The whole idea for success fees is that they pay for the unsuccessful cases. You often do not know for several months that a case will succeed e.g. after disclosure of documentary evidence or witness statements. Sometimes a witness performs poorly or it is a borderline case. The success fee in successful cases (in most cases only 12.5% or 25%) pays for the lost or discontinued cases. This provides access to justice for all! Cases without merit are weeded out. Insurers only fund those with merit. Success fees rise in most cases to 100% at trial so there is the incentive for Defendants to make reasonable offers ASAP on cases with merit. It's a good system. The law of unintended consequences will see more, not less litigation and trials if these incentives are removed. Claimants or their insurers at no risk of Defendant costs if they lose will see more 'have a go', no 100% success fee to pay at trial will mean no real incentive for Defendants to settle pre-trial. This will be exacerbated if fixed costs in the fast track come
in. The Courts will be clogged up!

Well, the idea was flawed

Well, the idea was flawed from the outset.

Since when did solicitors take on cases which had little prospect of success? Never.

Why was it ever considered right that a "loser" in one case effectively be made to pay for the "lost or discontinued cases"? It is totally unfair and inequitable and contrary to the principle of personal responsibility.

It merely became a means for solicitors to inflate their earnings and it is a good thing that it is being stopped.

Now what needs to be tackled is the misbehaviour of the insurers in their approach to litigation. This can only be done by sanction of the Court, not by generic penalty of the loser, to the enrichment of the litigation profession.

How about strenghtening law to prohibit banks screwing us all?

Perhaps if more time was spent strengthening the law itself, there would be less need for litigation?

Here's something to consider:

http://www.gopetition.com/petition/43459.html

Clarke/Jackson

Of course it could only take a Q.C and a far removed from the common man Judge to dream up a scheme which will please the few. Perhaps we have all lost track of the fact that the CFA regime and success fees were hoisted on the legal profession by a govenrment that was so anxious to do away with legal aid in personal injury claims in the first place.Now of course the band wagon just love to blame lawyers who were only working within the regulations hoisted upon them in the first place. Well done the politicians who once again have managed to blame everyone else but themselves, have we ever heard them say "sorry it was our fault we got it wrong" have we ever?

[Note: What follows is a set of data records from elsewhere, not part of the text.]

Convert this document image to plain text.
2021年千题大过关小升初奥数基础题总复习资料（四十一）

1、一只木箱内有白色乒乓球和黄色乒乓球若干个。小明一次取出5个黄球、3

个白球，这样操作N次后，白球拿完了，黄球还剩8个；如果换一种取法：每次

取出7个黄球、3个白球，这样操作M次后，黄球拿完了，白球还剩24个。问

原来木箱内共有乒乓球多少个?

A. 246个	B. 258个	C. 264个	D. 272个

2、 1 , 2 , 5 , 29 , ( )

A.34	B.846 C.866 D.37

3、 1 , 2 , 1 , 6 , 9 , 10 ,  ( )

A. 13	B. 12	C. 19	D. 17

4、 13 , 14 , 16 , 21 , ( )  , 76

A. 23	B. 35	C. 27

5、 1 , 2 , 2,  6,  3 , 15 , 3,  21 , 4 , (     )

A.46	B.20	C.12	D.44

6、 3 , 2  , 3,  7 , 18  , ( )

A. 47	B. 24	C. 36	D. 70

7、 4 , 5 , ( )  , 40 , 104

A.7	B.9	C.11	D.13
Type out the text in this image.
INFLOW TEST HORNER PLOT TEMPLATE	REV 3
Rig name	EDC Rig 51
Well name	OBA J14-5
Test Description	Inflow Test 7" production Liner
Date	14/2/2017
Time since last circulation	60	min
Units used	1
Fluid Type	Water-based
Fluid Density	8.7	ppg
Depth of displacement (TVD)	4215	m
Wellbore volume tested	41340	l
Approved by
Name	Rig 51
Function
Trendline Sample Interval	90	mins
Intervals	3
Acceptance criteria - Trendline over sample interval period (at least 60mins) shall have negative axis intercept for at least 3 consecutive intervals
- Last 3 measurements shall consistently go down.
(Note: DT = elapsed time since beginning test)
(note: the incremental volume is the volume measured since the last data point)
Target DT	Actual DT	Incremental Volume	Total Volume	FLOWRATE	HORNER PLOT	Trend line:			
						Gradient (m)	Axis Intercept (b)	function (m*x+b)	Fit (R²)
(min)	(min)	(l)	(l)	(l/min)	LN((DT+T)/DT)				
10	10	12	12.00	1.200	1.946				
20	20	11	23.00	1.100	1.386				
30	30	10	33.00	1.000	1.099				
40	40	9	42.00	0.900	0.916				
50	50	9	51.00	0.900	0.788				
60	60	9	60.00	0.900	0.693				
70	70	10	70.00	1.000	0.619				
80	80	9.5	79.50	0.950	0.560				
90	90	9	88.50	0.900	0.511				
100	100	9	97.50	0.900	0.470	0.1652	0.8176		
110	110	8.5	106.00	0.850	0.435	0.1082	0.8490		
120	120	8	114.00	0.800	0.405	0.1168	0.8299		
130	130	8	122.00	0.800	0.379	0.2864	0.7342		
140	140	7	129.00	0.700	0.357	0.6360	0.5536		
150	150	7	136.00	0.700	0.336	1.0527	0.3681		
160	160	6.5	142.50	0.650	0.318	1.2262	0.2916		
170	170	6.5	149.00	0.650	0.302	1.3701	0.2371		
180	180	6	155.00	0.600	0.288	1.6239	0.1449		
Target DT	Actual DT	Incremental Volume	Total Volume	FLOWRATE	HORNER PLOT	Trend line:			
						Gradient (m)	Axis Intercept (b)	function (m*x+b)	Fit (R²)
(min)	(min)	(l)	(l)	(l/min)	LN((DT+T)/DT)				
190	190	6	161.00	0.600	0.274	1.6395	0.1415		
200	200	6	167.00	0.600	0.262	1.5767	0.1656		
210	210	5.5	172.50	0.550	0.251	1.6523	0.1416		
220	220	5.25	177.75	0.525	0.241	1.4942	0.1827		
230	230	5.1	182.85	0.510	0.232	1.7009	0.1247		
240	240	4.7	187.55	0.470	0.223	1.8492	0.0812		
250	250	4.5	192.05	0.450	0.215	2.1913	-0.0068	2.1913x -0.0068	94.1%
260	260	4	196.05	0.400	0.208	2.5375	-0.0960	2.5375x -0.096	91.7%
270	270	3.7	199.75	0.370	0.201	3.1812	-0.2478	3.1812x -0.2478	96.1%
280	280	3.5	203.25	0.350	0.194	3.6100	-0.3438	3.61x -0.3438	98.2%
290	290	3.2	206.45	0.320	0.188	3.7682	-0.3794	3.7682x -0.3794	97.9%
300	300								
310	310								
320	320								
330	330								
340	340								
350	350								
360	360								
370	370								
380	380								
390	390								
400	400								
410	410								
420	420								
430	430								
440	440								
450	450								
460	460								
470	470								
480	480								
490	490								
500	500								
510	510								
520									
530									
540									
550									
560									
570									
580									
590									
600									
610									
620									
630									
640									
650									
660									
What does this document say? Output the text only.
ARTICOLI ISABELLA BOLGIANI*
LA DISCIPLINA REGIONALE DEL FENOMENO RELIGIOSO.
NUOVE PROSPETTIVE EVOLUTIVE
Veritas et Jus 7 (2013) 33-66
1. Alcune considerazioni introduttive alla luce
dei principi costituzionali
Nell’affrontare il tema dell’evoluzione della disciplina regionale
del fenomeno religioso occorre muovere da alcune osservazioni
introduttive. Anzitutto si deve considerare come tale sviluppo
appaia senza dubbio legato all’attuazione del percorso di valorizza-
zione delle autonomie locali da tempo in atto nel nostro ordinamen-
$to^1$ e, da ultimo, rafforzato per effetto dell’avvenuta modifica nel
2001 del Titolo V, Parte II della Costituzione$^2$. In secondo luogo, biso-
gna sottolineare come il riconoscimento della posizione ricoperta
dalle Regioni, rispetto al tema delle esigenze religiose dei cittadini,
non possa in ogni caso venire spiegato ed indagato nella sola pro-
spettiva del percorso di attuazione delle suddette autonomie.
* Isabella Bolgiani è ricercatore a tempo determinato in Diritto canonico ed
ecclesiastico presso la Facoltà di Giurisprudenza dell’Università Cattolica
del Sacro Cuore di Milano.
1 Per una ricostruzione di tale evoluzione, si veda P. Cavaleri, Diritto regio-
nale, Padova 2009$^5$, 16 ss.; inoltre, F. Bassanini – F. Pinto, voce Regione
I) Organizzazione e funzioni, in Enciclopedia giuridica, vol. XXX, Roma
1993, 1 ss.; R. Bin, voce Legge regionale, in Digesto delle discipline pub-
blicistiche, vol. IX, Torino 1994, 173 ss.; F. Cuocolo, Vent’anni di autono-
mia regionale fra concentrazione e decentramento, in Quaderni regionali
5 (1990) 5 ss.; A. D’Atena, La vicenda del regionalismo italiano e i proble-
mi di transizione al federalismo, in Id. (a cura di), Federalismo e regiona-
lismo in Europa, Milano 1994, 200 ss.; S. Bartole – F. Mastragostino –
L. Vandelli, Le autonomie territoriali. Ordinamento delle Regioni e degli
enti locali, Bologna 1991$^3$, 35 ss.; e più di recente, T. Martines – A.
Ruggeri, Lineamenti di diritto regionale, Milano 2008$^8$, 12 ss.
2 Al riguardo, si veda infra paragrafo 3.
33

This has nothing to do with

This has nothing to do with addressing the mythical 'compensation culture' and everything to do with pandering to the insurance lobby and increasing their, already tidy, profits. I note the proposals regarding referral fees and claims farmers were quickly dropped when it became clear that the biggest players in that game (and therefore the biggest losers if a ban was introduced) were the insurers themselves.

The ABI are always bleating on about how much the cost of litigation has increased and putting out spurious figures about how they lose £1.23 for every £1 they take in premiums (is car insurance simply a benevolence fund? Last years record profit for Admiral would suggest not), but are there actually any stats detailing the actual amount paid out and broken down into: fire and theft/bent metal claims/car hire fees/compensation/costs?

It would be interesting to see what % of the actual premium actually pays for the legal costs that are apparently so high that the government has seen fit to legislate against. Something tells me that even the advertising spend of the average insurer is many times more than the costs paid to those representing the victims who dare to ask an insurer to perform the very function of insurance in teh first place.